Sous le nom de David Shaw & The Beat, le Parisiano-Mancunien fraîchement installé à Bruxelles revient avec un nouvel EP intitulé Love Songs With A Kick Vol.One, signé sur son propre label Her Majesty’s Ship, prévu pour le 14 février. Souvent affilié au son de David Bowie, Lou Reed, Marc Bolan ou à Dave Gahan lors des grandes heures de Depeche Mode, David Shaw livre ici un EP plus « pop » dans la durée des pistes, c’est-à-dire moins progressif, moins (expéri)mental mais plus physique et immédiat.
Quelques jours avant sa sortie, écoutez en avant-première et en intégralité sur Tsugi le nouvel EP de David Shaw, ci-dessous :
« Je suis obsédé par tout ce qui est cérémonie, trucs païens ou vaudous. »
Sincérité brutale et cérémonies païennes
Il arrive souvent qu’une grande œuvre soit le fruit d’une histoire d’amour tortueuse qui finit mal. Love Songs With A Kick Vol.One ne déroge pas à la règle. « C’est une thérapie classique que j’ai effectué en passant par la musique et par la composition, nous explique David Shaw au téléphone, au lieu de chercher le concept cool qui va plaire à tout le monde. Là, j’avais vraiment besoin de transmettre les émotions fortes que j’étais en train de traverser. »
La sincérité intense et crue qui fait bouger le corps et vide la tête, voilà ce à quoi David Shaw aspirait lorsqu’il a pensé cet EP. Il y parvient de sa voix rauque mi-chantée, mi-parlée du titre « Please, Please, Please ». « Je voulais vraiment chercher la mélodie dans la chanson même si je me rends compte, parfois, que la chanson renforce le côté classique de la composition » avoue-t-il. Shaw a également adopté cette posture de sincérité instantanée dans le processus de composition des instrumentations : « Je suis souvent passé par la guitare dans la composition de cet EP, un peu comme si je revenais vers cette tradition. Je voulais garder ce truc du premier jet. J’ai toujours voulu rester fidèle aux premiers jets de composition mais avant je me suis fait rattraper par le côté weirdo de l’expérimentation. »

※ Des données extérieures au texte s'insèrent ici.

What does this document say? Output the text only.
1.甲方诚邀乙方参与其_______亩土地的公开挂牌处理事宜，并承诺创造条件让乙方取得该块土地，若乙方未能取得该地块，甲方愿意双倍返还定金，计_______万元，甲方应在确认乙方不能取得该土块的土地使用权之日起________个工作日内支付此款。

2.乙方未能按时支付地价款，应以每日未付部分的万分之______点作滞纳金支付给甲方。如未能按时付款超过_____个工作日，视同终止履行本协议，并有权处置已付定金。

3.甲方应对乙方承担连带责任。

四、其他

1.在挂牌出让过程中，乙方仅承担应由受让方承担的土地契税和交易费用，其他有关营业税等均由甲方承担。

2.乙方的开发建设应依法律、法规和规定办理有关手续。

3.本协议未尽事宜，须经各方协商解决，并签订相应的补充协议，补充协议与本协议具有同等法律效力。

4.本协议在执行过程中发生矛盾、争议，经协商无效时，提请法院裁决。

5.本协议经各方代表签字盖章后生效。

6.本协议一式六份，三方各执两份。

Love Songs With A Kick Vol.One est un EP qui a évolué au fil du temps ne ressemblant pas tout à fait à ce que David Shaw voulait entendre à la base. Est-ce bien grave ? « Les gens ne suivent pas toujours mais après tout, il faut se demander pour qui et pour quoi tu fais ce métier. C’est très difficile de le faire pour soi car dans le fond tu vis toujours avec ce diktat de plaire aux gens. Avant tout, ce qui m’intéresse dans ce que je fais, c’est de faire bouger mes potes. J’aime quand ça se passe dans les hanches. » Il y a donc dans l’esthétique de cet EP l’expression d’une musique qui fait grincer les dents, qui provoque le corps et parfois même le menace.

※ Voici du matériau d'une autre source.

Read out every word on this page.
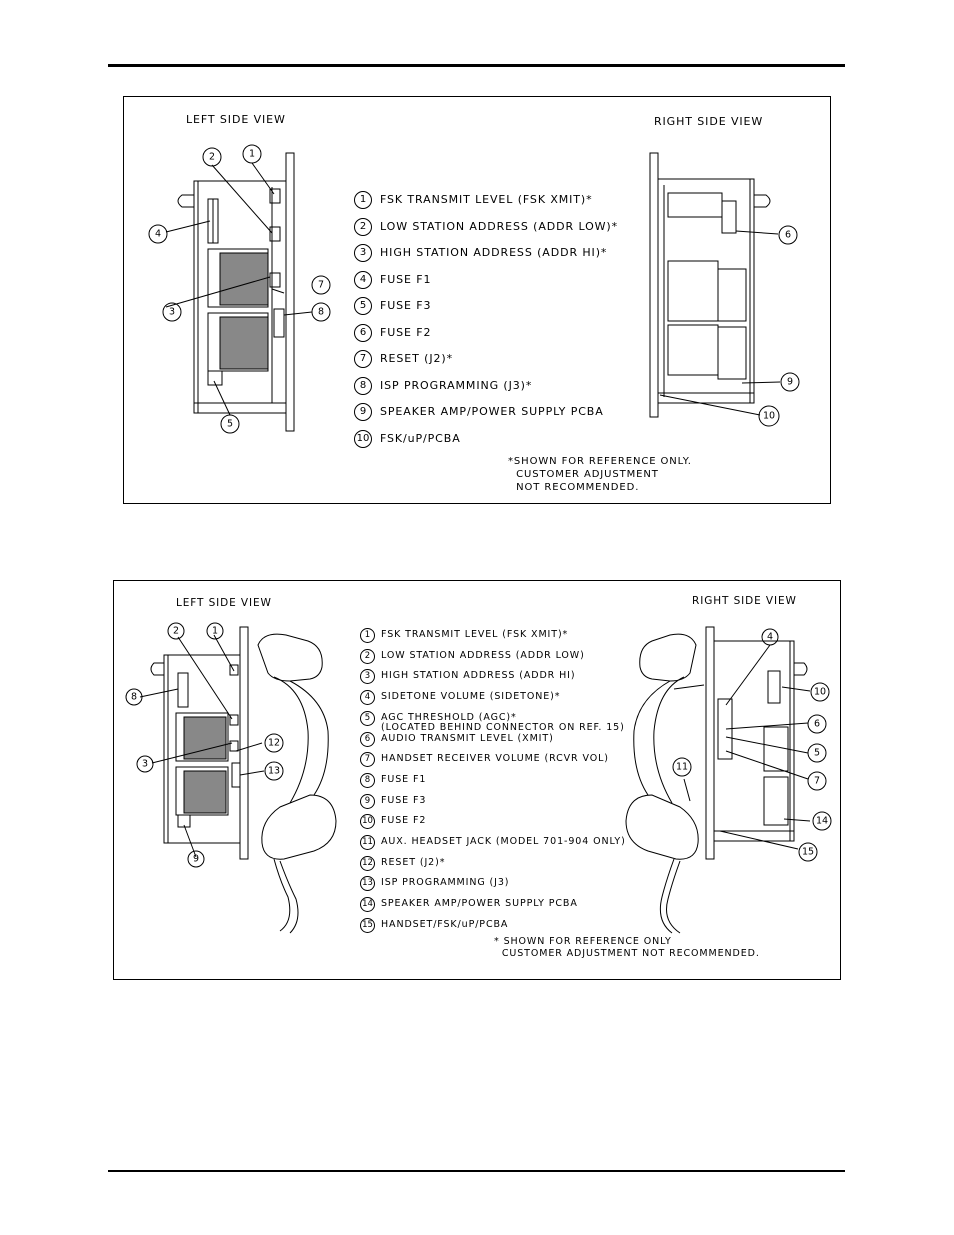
1
2
3
4
5
7
8
6
9
10
LEFT SIDE VIEW	RIGHT SIDE VIEW
1	FSK TRANSMIT LEVEL (FSK XMIT)*
2	LOW STATION ADDRESS (ADDR LOW)*
3	HIGH STATION ADDRESS (ADDR HI)*
4	FUSE F1
5	FUSE F3
6	FUSE F2
7	RESET (J2)*
8	ISP PROGRAMMING (J3)*
9	SPEAKER AMP/POWER SUPPLY PCBA
10 FSK/uP/PCBA
*SHOWN FOR REFERENCE ONLY.
CUSTOMER ADJUSTMENT
NOT RECOMMENDED.
1
2
3
8
9
12
13
4
5
6
7
10
11
14
15
LEFT SIDE VIEW	RIGHT SIDE VIEW
1	FSK TRANSMIT LEVEL (FSK XMIT)*
2	LOW STATION ADDRESS (ADDR LOW)
3	HIGH STATION ADDRESS (ADDR HI)
4	SIDETONE VOLUME (SIDETONE)*
5	AGC THRESHOLD (AGC)*
(LOCATED BEHIND CONNECTOR ON REF. 15)
6	AUDIO TRANSMIT LEVEL (XMIT)
7	HANDSET RECEIVER VOLUME (RCVR VOL)
8	FUSE F1
9	FUSE F3
10 FUSE F2
11 AUX. HEADSET JACK (MODEL 701-904 ONLY)
12 RESET (J2)*
13 ISP PROGRAMMING (J3)
14 SPEAKER AMP/POWER SUPPLY PCBA
15 HANDSET/FSK/uP/PCBA
* SHOWN FOR REFERENCE ONLY
CUSTOMER ADJUSTMENT NOT RECOMMENDED.
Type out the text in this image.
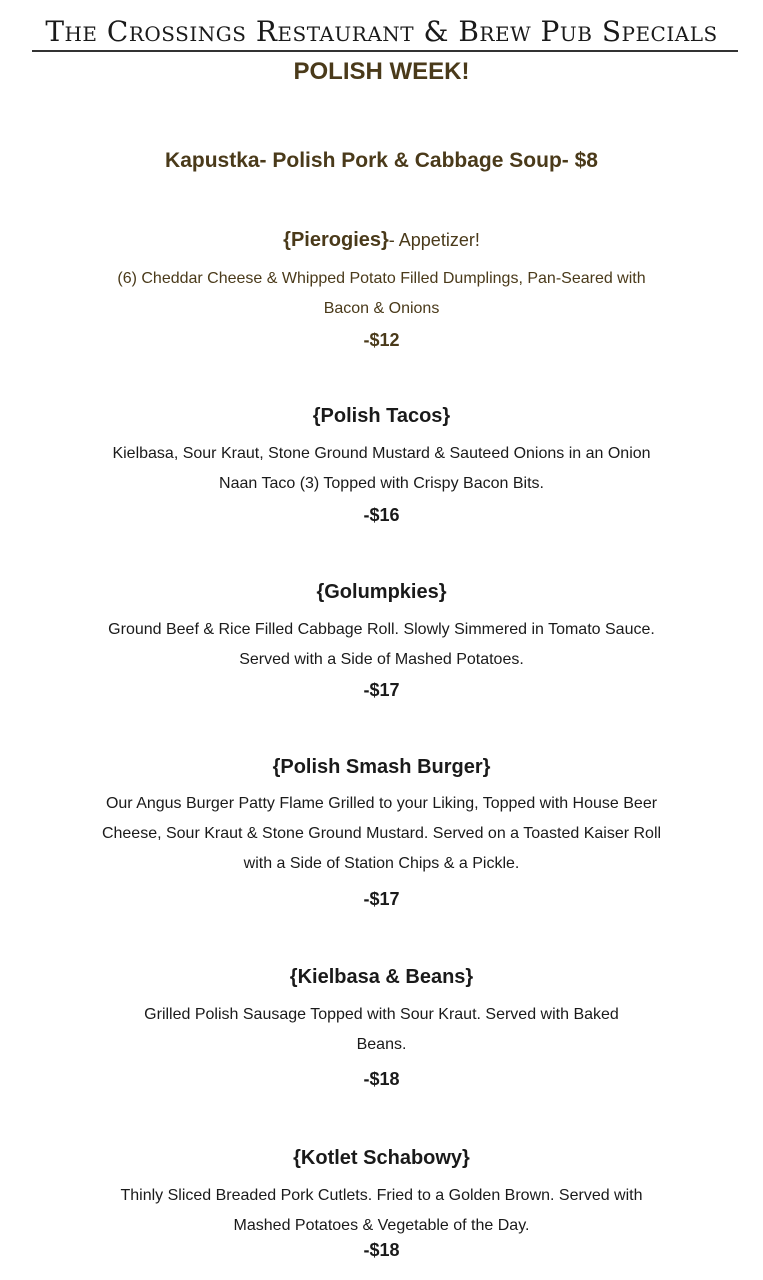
The Crossings Restaurant & Brew Pub Specials
POLISH WEEK!
Kapustka- Polish Pork & Cabbage Soup- $8
{Pierogies}- Appetizer!
(6) Cheddar Cheese & Whipped Potato Filled Dumplings, Pan-Seared with
Bacon & Onions
-$12
{Polish Tacos}
Kielbasa, Sour Kraut, Stone Ground Mustard & Sauteed Onions in an Onion
Naan Taco (3) Topped with Crispy Bacon Bits.
-$16
{Golumpkies}
Ground Beef & Rice Filled Cabbage Roll. Slowly Simmered in Tomato Sauce.
Served with a Side of Mashed Potatoes.
-$17
{Polish Smash Burger}
Our Angus Burger Patty Flame Grilled to your Liking, Topped with House Beer
Cheese, Sour Kraut & Stone Ground Mustard. Served on a Toasted Kaiser Roll
with a Side of Station Chips & a Pickle.
-$17
{Kielbasa & Beans}
Grilled Polish Sausage Topped with Sour Kraut. Served with Baked
Beans.
-$18
{Kotlet Schabowy}
Thinly Sliced Breaded Pork Cutlets. Fried to a Golden Brown. Served with
Mashed Potatoes & Vegetable of the Day.
-$18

Cette brutale sensualité se retrouve dans la couverture de l’EP, représentant un coït qui se transforme en sacrifice humain: « Je suis obsédé par tout ce qui est cérémonie, trucs païens ou vaudous. Je suis donc revenu à ça et j’ai fait des passerelles faciles avec ma propre histoire. J’étais dans une espèce de passage rituel censé me nettoyer. Je suis d’origine indienne et du coup cette gravure de Kali me plaisait dans son côté grinçant, presque sarcastique. » Mélanger les styles et mélanger les thématiques est un peu le credo du musicien qui avoue osciller entre « trucs sales et chill« , comme il oscille entre amour physique et cérémonies païennes.

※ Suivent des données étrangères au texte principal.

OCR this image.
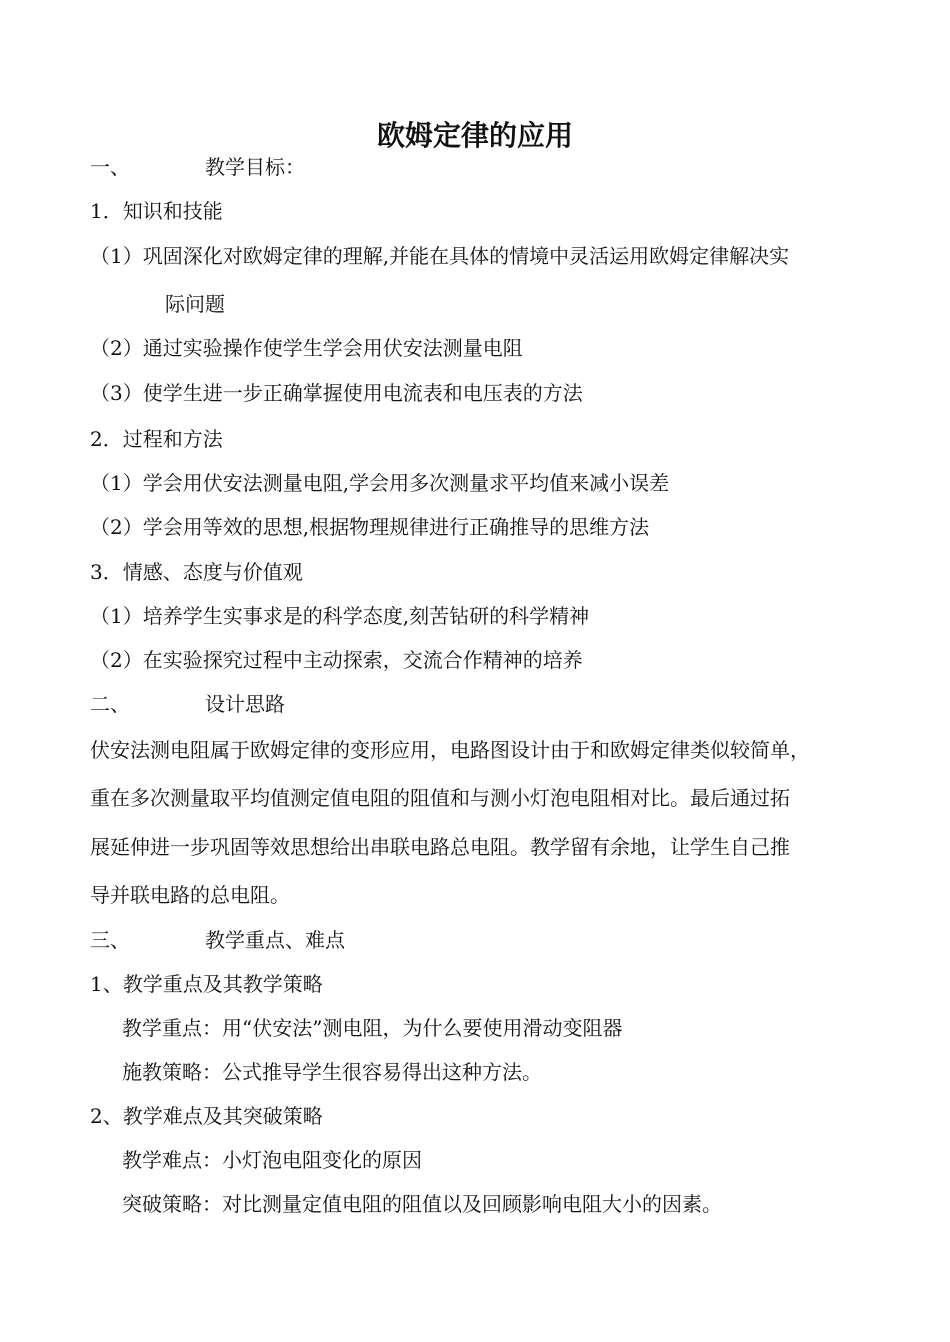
欧姆定律的应用
一、	教学目标：
1．知识和技能
（1）巩固深化对欧姆定律的理解,并能在具体的情境中灵活运用欧姆定律解决实
际问题
（2）通过实验操作使学生学会用伏安法测量电阻
（3）使学生进一步正确掌握使用电流表和电压表的方法
2．过程和方法
（1）学会用伏安法测量电阻,学会用多次测量求平均值来减小误差
（2）学会用等效的思想,根据物理规律进行正确推导的思维方法
3．情感、态度与价值观
（1）培养学生实事求是的科学态度,刻苦钻研的科学精神
（2）在实验探究过程中主动探索，交流合作精神的培养
二、	设计思路
伏安法测电阻属于欧姆定律的变形应用，电路图设计由于和欧姆定律类似较简单，
重在多次测量取平均值测定值电阻的阻值和与测小灯泡电阻相对比。最后通过拓
展延伸进一步巩固等效思想给出串联电路总电阻。教学留有余地，让学生自己推
导并联电路的总电阻。
三、	教学重点、难点
1、教学重点及其教学策略
教学重点：用“伏安法”测电阻，为什么要使用滑动变阻器
施教策略：公式推导学生很容易得出这种方法。
2、教学难点及其突破策略
教学难点：小灯泡电阻变化的原因
突破策略：对比测量定值电阻的阻值以及回顾影响电阻大小的因素。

« Ce qui m’intéresse dans ce que je fais, c’est de faire bouger mes potes. J’aime quand ça se passe dans les hanches. »
L’amour en solitaire ?
N’excluant pas l’hypothèse d’un futur projet collaboratif, l’ambition de Love Songs With A Kick réside dans la composition solitaire, dans la représentation des différentes couleurs et des différents moments traversés par le musicien. De « My Tongue Your Spit » à « Skim The Cream part 2 » en passant par « No Shangri La », David Shaw nous entraîne dans des clubs obscurs habillés d’instrumentations protéiformes. Il nous fait basculer de la new wave, dont la batterie fricote avec le punk et dont la voix sort des abîmes, vers l’electro-pop, ornée de lignes de basse transpirant la funk et permettant aux nappes de synthés de mettre en valeur des riffs de guitares acides. On change de couleurs au fil de l’écoute, on change de vision et on en prend plein les yeux. Tout ça n’est le fruit que d’un esprit brillant mais exigeant : « Mon gros défaut c’est que je ne suis jamais jamais jamais satisfait. À certains moments, je suis à fond dans ce que je fais et à d’autres, j’ai beau avoir les meilleurs éléments du monde de mon côté, la recette rate et c’est comme ça. »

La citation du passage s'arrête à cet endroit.